日本映画1920-1960年代の備忘録

1920年代の無声映画から1960年代前半の日本映画

愛妻物語   1951年 大映

監督 脚本 新藤兼人

出演 乙羽信子 宇野重吉 英百合子 大河内伝次郎 菅井一郎 殿山泰司

   清水将夫 滝沢修

 

新藤兼人の自伝的物語だという。そして新藤兼人の監督デビュー作だというのだが。

 

脚本家を目指す若き宇野重吉(この人、若いんだけどなんとなくおじぃさん臭いのはなぜ?)とその恋人で結婚を父に反対され家をでて暮らし始める乙羽信子の物語。
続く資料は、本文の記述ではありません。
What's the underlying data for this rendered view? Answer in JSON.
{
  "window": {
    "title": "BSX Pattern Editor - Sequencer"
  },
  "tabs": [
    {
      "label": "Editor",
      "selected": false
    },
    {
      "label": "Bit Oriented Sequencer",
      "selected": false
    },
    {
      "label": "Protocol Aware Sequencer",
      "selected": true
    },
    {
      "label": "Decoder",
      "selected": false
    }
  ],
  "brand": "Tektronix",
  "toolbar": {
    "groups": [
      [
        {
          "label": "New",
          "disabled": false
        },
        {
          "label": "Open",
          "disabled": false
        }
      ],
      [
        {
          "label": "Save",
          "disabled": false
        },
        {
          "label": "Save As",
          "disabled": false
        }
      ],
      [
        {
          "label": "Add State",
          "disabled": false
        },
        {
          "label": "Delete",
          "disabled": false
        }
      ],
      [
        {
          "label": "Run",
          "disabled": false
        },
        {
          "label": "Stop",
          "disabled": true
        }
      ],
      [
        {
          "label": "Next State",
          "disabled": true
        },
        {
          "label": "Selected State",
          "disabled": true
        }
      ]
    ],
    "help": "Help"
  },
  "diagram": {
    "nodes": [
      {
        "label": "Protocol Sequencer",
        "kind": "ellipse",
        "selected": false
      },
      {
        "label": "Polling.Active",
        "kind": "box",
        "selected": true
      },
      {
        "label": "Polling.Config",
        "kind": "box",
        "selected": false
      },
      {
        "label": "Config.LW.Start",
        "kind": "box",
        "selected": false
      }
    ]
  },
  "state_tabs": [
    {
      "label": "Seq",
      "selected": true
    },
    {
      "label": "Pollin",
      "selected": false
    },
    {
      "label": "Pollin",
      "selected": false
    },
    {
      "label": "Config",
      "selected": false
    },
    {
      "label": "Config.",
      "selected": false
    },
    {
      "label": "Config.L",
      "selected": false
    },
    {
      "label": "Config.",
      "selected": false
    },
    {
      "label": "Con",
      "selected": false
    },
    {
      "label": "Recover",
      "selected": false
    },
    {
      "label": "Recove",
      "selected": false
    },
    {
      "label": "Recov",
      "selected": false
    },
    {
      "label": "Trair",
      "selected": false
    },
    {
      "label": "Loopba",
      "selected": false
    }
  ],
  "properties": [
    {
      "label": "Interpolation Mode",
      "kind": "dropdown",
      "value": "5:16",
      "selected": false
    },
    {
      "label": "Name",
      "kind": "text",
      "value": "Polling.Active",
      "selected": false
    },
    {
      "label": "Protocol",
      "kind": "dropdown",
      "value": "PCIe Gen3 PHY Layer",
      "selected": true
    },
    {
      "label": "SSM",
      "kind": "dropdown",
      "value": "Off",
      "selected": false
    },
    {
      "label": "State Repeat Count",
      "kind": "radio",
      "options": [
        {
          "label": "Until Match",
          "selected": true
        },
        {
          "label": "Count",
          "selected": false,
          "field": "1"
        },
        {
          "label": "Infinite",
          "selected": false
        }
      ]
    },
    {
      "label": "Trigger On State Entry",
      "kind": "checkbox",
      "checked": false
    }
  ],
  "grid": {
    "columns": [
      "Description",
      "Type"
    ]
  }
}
退屈で先が読める物語なのは自伝だからか?戦争中、亡くなった奥さんがモデルらしいのだが、(多分)3人の妻に全員先立たれ、すごーく長生きした新藤兼人サン(100才)。

 

昭和17年、太平洋戦争に突入した日本は映画製作の数も減り、東京の映画会社をクビになりそうな脚本家の卵の宇野重吉。下宿先の娘と結婚したいがヤクザ家業だと思われている映画関係者なので娘、乙羽信子の父に反対され、逆に下宿を出るはめに・・。

それを追って家を出た乙羽信子。東京では暮らせないので知り合いのいる京都へふたりで移住する。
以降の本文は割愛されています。